Antisemitischer Vorfall führt zu Spielabbruch bei Berliner Fußballpartie
Erneut ist es bei einem Fußballspiel eines jüdischen Vereins in der deutschen Hauptstadt zu mutmaßlich antisemitischen Beleidigungen gekommen. Die zweite Mannschaft des TuS Makkabi Berlin trat am Sonntagnachmittag im Sportstadion Hakenfelde in Spandau gegen den SSC Teutonia 1899 an, als ein Zuschauer in der 55. Spielminute den Spielführer der Makkabi-Mannschaft bei einem Einwurf mit einer antisemitischen Bemerkung zu dessen Armbinde ansprach. Anschließend sollen noch weitere ähnliche Äußerungen gefallen sein, wie die Polizei Berlin mitteilte.
Verein entscheidet sich für sofortigen Spielabbruch
Der TuS Makkabi reagierte umgehend auf die Vorfälle und entschied, nicht weiter zu spielen. Der Schiedsrichter brach die Partie daraufhin offiziell ab. Polizeibeamte identifizierten noch am Spieltag einen 52-jährigen Mann als mutmaßlichen Täter und stellten seine Identität sicher. Der für politisch motivierte Straftaten zuständige Staatsschutz des Landeskriminalamtes Berlin hat die Ermittlungen übernommen und prüft den Verdacht der antisemitischen Volksverhetzung sowie der Beleidigung.
Dieser Vorfall reiht sich ein in eine Serie antisemitischer Vorkommnisse im deutschen Fußball, die insbesondere nach dem Terrorangriff der islamistischen Hamas auf Israel im Oktober 2023 und der darauffolgenden militärischen Reaktion Israels zugenommen haben. Bereits 2024 kam es zu Übergriffen auf Jugendspieler des TuS Makkabi in Berlin, und in Amsterdam wurden jüdische Fußballfans attackiert.
Fußball als Brennglas gesellschaftlicher Entwicklungen
Alon Meyer, Präsident des jüdischen Sportverbandes TuS Makkabi Deutschland, hatte 2024 den Fußball als „Brennglas der Gesellschaft“ bezeichnet.
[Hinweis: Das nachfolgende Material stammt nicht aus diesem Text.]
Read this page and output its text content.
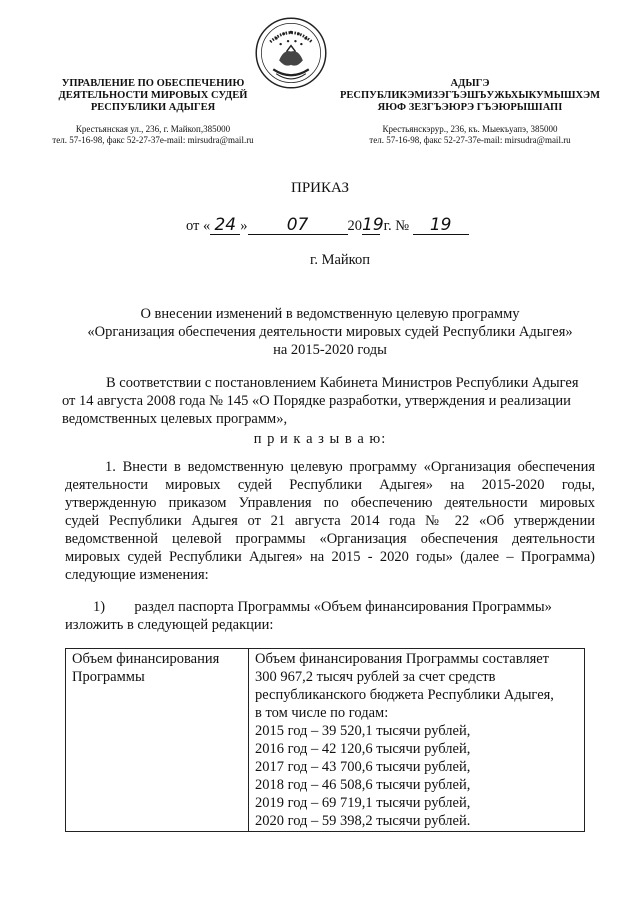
УПРАВЛЕНИЕ ПО ОБЕСПЕЧЕНИЮ
ДЕЯТЕЛЬНОСТИ МИРОВЫХ СУДЕЙ
РЕСПУБЛИКИ АДЫГЕЯ
Крестьянская ул., 236, г. Майкоп,385000
тел. 57-16-98, факс 52-27-37e-mail: mirsudra@mail.ru
АДЫГЭ
РЕСПУБЛИКЭМИЗЭГЪЭШЪУЖЬХЫКУМЫШХЭМ
ЯЮФ ЗЕЗГЪЭЮРЭ ГЪЭЮРЫШIАПI
Крестьянскэрур., 236, къ. Мыекъуапэ, 385000
тел. 57-16-98, факс 52-27-37e-mail: mirsudra@mail.ru
ПРИКАЗ
от « 24 » 07	2019 г. № 19
г. Майкоп
О внесении изменений в ведомственную целевую программу
«Организация обеспечения деятельности мировых судей Республики Адыгея»
на 2015-2020 годы
В соответствии с постановлением Кабинета Министров Республики Адыгея
от 14 августа 2008 года № 145 «О Порядке разработки, утверждения и реализации
ведомственных целевых программ»,
п р и к а з ы в а ю:
1. Внести в ведомственную целевую программу «Организация обеспечения
деятельности мировых судей Республики Адыгея» на 2015-2020 годы,
утвержденную приказом Управления по обеспечению деятельности мировых
судей Республики Адыгея от 21 августа 2014 года № 22 «Об утверждении
ведомственной целевой программы «Организация обеспечения деятельности
мировых судей Республики Адыгея» на 2015 - 2020 годы» (далее – Программа)
следующие изменения:
1) раздел паспорта Программы «Объем финансирования Программы»
изложить в следующей редакции:
Объем финансирования
Программы

Объем финансирования Программы составляет
300 967,2 тысяч рублей за счет средств
республиканского бюджета Республики Адыгея,
в том числе по годам:
2015 год – 39 520,1 тысячи рублей,
2016 год – 42 120,6 тысячи рублей,
2017 год – 43 700,6 тысячи рублей,
2018 год – 46 508,6 тысячи рублей,
2019 год – 69 719,1 тысячи рублей,
2020 год – 59 398,2 тысячи рублей.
Meyer, der den rund 40 Makkabi-Ortsvereinen in ganz Deutschland vorsteht, betonte zugleich die positive Kraft des Sports: „Als Werkzeug ist der Sport ein ganz einfaches Tool, um Vorurteile abzubauen, Brücken zu bauen und Menschen zu sensibilisieren.“
Im Herbst 2025 beendeten der Deutsche Fußball-Bund (DFB), der Nordostdeutsche Fußballverband (NOFV) und Makkabi Deutschland ein dreijähriges Pilotprojekt im Kampf gegen Rassismus im Fußball. Unter dem Motto „Fußballzeit ist die beste Zeit gegen Rassismus“ wurden in der Pilotregion Nordostdeutschland 1.169 Amateurvertreter aus 165 Vereinen erreicht und 75 konkrete Maßnahmen umgesetzt. Knapp 90 Prozent der Teilnehmer gaben an, sich durch die Schulungen kompetenter im Umgang mit Rassismus zu fühlen.
Bundesweite Ausweitung der Anti-Rassismus-Arbeit geplant
In den beteiligten Vereinen wurden pädagogische Trainings angeboten, um sich auf dem Fußballplatz dem sensiblen Thema Rassismus anzunähern. Der DFB kündigte an, das Thema „permanent auf der Tagesordnung zu lassen“ und die erfolgreichen Ansätze bundesweit auszuweiten. Zukünftig sollen auch Schulen stärker in die Präventionsarbeit einbezogen werden, um bereits bei jungen Spielern und Fans ein Bewusstsein für Toleranz und Respekt zu schaffen.
Der aktuelle Vorfall in Berlin-Spandau unterstreicht die Notwendigkeit solcher Initiativen und zeigt, dass antisemitische Ressentiments im Fußballumfeld weiterhin präsent sind. Die Ermittlungen des Staatsschutzes laufen, während der TuS Makkabi die Solidarität vieler Fußballverbände und Vereine erfährt.